El manejo de parte de las finanzas de Europa y América por familias de origen judío, como los Rothschild, crearon la fantasía conspirativa de un gobierno mundial hebreo que controlaba al mundo a través de sus bancos e industrias. Novelas como Coningsby (1844) de Benjamin Disraeli (curiosamente político inglés de origen israelita) y ensayos como La Francia judía”, de Edouard Drumont, sirvieron para divulgar este mito.

Figuras como Richard Wagner con su libro El judaísmo en la música y el sutil antisemitismo en los cuentos recopilados por los hermanos Grimm se encargaron de propagar este prejuicio. El mismo Karl Marx en sus estudios “Sobre la cuestión judía” equipara la explotación capitalista con las actividades de la colectividad israelita.

En 1879, el filósofo y político Heinrich von Treitschke (1834-1896) proclamaba dentro del Reichstag: “Los judíos son nuestra desgracia”. Esta frase devino en el lema del diario Der Stürmer, órgano de difusión del antisemitismo nazi.

Los prejuicios raciales se multiplicaron durante las campañas políticas de posguerra, en un país con deudas enormes y una inflación implacable. Había que repartir culpas y los judíos se llevaron la peor parte.

Ante las crisis periódicas, los partidos políticos se polarizaron y cayeron en una sucesión de alianzas que duraban lo que un suspiro. Entre 1920 y 1932, se sucedieron veinte gobiernos de coalición entre treinta partidos políticos oficiales.

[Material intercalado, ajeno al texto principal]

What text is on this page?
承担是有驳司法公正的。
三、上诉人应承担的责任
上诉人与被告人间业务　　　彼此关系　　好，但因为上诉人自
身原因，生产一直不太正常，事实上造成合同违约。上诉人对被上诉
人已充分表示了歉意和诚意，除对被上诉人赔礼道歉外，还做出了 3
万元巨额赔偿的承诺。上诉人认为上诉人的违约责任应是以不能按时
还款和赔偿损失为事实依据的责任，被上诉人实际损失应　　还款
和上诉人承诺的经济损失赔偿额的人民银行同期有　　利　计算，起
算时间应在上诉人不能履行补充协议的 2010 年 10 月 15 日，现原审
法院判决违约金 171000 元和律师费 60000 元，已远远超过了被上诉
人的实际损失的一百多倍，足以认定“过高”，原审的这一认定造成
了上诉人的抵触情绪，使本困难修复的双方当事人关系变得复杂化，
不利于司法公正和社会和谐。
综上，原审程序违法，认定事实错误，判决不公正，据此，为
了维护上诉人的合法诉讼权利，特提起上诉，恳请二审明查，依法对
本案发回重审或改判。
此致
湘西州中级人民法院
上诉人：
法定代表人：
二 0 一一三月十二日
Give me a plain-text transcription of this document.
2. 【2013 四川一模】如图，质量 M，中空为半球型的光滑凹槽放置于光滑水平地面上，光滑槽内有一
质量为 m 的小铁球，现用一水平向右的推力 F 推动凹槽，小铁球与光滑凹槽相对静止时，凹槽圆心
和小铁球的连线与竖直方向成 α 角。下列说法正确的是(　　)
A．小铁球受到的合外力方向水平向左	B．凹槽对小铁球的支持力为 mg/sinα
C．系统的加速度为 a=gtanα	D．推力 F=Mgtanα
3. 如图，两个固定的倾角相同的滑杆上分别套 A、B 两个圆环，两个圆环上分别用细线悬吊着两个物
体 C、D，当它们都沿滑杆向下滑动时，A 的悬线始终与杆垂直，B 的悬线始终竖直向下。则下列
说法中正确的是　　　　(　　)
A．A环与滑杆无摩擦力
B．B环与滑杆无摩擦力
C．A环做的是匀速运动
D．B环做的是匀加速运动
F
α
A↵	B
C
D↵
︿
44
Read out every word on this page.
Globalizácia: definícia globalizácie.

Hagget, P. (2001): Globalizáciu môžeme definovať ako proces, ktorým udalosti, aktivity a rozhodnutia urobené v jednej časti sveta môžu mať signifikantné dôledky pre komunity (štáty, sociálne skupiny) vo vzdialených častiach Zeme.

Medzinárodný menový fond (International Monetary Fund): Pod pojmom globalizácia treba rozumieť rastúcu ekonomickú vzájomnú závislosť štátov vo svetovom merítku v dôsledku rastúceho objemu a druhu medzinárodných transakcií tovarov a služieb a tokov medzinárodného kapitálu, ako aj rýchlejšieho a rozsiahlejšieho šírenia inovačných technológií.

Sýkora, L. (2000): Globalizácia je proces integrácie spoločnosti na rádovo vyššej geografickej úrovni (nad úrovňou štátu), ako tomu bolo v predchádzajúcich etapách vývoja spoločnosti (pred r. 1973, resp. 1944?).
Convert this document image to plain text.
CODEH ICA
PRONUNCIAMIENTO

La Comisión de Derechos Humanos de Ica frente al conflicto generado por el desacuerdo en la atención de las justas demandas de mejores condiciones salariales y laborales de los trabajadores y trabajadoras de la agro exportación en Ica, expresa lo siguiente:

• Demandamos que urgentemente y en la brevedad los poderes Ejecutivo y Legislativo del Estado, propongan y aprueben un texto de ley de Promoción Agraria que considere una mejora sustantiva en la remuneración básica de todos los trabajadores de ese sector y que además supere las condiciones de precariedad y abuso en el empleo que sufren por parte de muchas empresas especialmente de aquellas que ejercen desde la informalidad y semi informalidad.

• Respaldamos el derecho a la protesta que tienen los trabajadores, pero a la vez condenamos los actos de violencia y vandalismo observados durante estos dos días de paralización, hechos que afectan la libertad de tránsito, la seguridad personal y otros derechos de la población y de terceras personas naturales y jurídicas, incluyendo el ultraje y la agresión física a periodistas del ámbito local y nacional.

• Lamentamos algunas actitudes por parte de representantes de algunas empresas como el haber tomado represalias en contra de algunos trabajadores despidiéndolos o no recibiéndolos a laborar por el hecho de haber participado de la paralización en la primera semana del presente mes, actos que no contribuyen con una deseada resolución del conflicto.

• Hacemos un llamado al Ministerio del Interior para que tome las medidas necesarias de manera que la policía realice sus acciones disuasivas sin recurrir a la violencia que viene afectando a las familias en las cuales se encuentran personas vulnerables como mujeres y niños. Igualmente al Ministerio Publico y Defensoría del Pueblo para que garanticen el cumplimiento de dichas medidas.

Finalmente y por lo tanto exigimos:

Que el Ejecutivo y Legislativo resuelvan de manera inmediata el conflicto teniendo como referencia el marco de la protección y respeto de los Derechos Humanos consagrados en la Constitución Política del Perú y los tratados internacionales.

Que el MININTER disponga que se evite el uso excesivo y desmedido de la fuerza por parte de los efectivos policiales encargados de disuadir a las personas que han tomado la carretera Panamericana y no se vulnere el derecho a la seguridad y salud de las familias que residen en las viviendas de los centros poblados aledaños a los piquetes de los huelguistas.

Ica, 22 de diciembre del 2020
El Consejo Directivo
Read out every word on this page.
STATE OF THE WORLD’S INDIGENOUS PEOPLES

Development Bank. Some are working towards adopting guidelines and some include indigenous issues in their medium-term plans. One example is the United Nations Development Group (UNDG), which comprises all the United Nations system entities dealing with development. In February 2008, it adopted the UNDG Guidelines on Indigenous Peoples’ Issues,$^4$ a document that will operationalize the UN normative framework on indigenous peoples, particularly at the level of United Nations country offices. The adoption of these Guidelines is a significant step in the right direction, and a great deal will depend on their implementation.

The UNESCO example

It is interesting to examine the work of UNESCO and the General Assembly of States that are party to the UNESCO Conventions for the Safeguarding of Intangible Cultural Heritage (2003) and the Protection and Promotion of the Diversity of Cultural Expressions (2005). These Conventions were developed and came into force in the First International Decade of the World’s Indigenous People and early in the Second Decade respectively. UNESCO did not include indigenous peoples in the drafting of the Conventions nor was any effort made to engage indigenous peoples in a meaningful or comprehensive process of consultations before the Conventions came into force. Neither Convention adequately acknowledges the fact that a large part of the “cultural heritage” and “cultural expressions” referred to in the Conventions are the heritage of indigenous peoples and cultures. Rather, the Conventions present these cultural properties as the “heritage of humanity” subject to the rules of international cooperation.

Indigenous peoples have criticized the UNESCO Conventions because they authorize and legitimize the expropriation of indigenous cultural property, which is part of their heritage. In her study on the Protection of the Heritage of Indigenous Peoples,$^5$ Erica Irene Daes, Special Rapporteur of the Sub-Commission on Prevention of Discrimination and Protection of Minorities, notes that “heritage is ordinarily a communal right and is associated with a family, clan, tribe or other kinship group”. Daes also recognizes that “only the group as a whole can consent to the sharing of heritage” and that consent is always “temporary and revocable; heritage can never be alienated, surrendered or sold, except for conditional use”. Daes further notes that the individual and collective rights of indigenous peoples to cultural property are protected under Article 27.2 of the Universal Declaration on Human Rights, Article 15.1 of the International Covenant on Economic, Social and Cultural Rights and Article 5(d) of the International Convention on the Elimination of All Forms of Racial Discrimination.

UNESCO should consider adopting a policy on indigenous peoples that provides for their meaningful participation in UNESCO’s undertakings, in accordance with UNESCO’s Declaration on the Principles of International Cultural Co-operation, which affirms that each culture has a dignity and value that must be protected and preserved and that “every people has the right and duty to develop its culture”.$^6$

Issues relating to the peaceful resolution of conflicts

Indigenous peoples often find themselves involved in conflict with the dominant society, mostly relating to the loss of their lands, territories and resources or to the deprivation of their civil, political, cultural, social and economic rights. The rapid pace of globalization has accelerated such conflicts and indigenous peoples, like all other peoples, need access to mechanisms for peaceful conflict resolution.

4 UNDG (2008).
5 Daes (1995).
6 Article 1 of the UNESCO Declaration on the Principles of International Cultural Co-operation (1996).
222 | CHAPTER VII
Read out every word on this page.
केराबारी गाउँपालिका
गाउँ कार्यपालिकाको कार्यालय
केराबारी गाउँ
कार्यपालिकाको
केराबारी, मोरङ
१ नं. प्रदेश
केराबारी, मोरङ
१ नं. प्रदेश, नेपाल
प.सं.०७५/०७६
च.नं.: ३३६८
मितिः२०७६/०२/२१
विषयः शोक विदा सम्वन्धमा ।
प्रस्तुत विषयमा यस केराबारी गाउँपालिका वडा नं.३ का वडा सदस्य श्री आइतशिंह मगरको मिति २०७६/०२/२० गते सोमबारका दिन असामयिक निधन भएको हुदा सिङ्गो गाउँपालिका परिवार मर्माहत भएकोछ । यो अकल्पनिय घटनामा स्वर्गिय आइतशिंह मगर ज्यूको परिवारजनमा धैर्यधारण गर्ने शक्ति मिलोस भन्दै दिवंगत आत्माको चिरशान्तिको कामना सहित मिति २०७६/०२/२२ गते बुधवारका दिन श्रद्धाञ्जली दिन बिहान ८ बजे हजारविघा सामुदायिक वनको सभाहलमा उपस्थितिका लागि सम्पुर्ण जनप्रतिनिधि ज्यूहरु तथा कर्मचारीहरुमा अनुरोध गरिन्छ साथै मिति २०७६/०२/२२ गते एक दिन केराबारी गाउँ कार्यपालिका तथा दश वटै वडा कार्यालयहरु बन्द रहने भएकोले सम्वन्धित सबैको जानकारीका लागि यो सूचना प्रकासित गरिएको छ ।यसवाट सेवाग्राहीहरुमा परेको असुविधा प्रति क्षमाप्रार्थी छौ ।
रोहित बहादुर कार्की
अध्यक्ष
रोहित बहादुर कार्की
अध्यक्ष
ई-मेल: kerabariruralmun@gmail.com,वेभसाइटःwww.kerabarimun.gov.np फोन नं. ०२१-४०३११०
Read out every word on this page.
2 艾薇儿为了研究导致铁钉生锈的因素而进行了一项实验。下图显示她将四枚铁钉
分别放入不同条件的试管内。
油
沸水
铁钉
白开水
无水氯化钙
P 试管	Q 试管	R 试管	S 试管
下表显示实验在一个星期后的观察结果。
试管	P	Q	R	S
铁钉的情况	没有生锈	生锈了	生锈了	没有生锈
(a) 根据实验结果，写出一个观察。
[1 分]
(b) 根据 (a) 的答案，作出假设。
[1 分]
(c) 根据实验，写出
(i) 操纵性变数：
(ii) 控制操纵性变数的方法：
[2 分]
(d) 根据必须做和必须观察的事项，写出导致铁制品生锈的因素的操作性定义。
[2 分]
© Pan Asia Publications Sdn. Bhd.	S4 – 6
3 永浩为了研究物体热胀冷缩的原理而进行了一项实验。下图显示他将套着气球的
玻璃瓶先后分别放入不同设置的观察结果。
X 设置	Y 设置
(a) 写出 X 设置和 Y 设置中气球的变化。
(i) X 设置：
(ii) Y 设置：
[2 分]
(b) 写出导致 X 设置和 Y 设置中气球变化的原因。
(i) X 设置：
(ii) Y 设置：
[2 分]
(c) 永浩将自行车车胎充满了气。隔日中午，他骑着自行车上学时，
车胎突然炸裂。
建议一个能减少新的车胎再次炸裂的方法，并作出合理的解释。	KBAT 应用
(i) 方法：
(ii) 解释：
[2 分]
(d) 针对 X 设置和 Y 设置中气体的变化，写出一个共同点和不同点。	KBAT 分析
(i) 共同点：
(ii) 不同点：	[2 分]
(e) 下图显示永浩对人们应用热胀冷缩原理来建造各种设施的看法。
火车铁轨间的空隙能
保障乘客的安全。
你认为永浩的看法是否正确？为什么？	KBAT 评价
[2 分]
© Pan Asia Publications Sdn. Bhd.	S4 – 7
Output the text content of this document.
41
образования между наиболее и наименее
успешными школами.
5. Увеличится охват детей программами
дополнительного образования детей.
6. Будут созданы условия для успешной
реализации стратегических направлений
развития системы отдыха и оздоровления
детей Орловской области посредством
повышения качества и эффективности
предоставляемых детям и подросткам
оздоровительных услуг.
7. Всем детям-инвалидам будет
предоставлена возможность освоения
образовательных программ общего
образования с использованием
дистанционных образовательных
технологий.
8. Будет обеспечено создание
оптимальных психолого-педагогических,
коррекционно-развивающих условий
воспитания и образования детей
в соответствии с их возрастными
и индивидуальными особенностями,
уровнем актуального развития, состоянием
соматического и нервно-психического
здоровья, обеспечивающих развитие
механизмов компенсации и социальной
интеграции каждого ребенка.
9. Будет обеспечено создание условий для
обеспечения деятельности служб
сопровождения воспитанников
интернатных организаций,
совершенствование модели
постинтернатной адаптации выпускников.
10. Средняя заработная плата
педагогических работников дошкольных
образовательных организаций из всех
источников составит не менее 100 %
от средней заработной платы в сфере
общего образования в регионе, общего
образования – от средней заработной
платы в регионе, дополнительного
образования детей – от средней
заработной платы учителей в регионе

Al final, Hitler fue nombrado canciller por una camarilla de viejos dirigentes de la oligarquía alemana que estaba convencida de poder manejar las energías de este joven acostumbrado a las luchas de barricadas, para aplastar a los comunistas y así restablecer cierto orden conservador en el país. Muchos alemanes pensaron que el antisemitismo y las teorías raciales eran parte del precio que debían pagar por la estabilización del país. Lo creían una locura transitoria que pronto habría de llegar a su fin. Por esta razón muchos judíos no entendieron la gravedad del tema y no pudieron huir a tiempo. Esa no era la Alemania que ellos conocían y por la que muchos habían peleado para defenderla durante la Primera Guerra. Ellos se sentían alemanes, incorporados a la vida social del país desde hacía siglos atrás, y de la noche a la mañana eran segregados por una política arbitraria. Para ellos, abandonar “su” país no era una opción.

De lo que no se percataron es que esa había dejado de ser “su” Alemania para convertirse en el modelo dictatorial de un régimen autocrático y racista.

Cuando Hitler se hizo del poder, aprovechó toda fisura legislativa para imponerse. Apenas asumió quedaron suspendidos los derechos civiles, después del atentado al Reichstag se cerró el Parlamento (con la anuencia de los partidos políticos), se disolvieron los sindicatos y se detuvieron a los adversarios políticos en campos de concentración, como el construido por Himmler en Dachau.

El drama había comenzado.

 

1- Al parecer, el que generó la expresión fue el general inglés, sir Neil Malcolm, en un diálogo con el mariscal Ludendorff, quien enseguida se adueñó de la frase.

2- Fue llamado “El padre del antisemitismo”.

3- Autor de Ensayo sobre la desigualdad de las razas (1855).

Extracto del libro Ciencia y mitos en la Alemania de Hitler de Omar López Mato.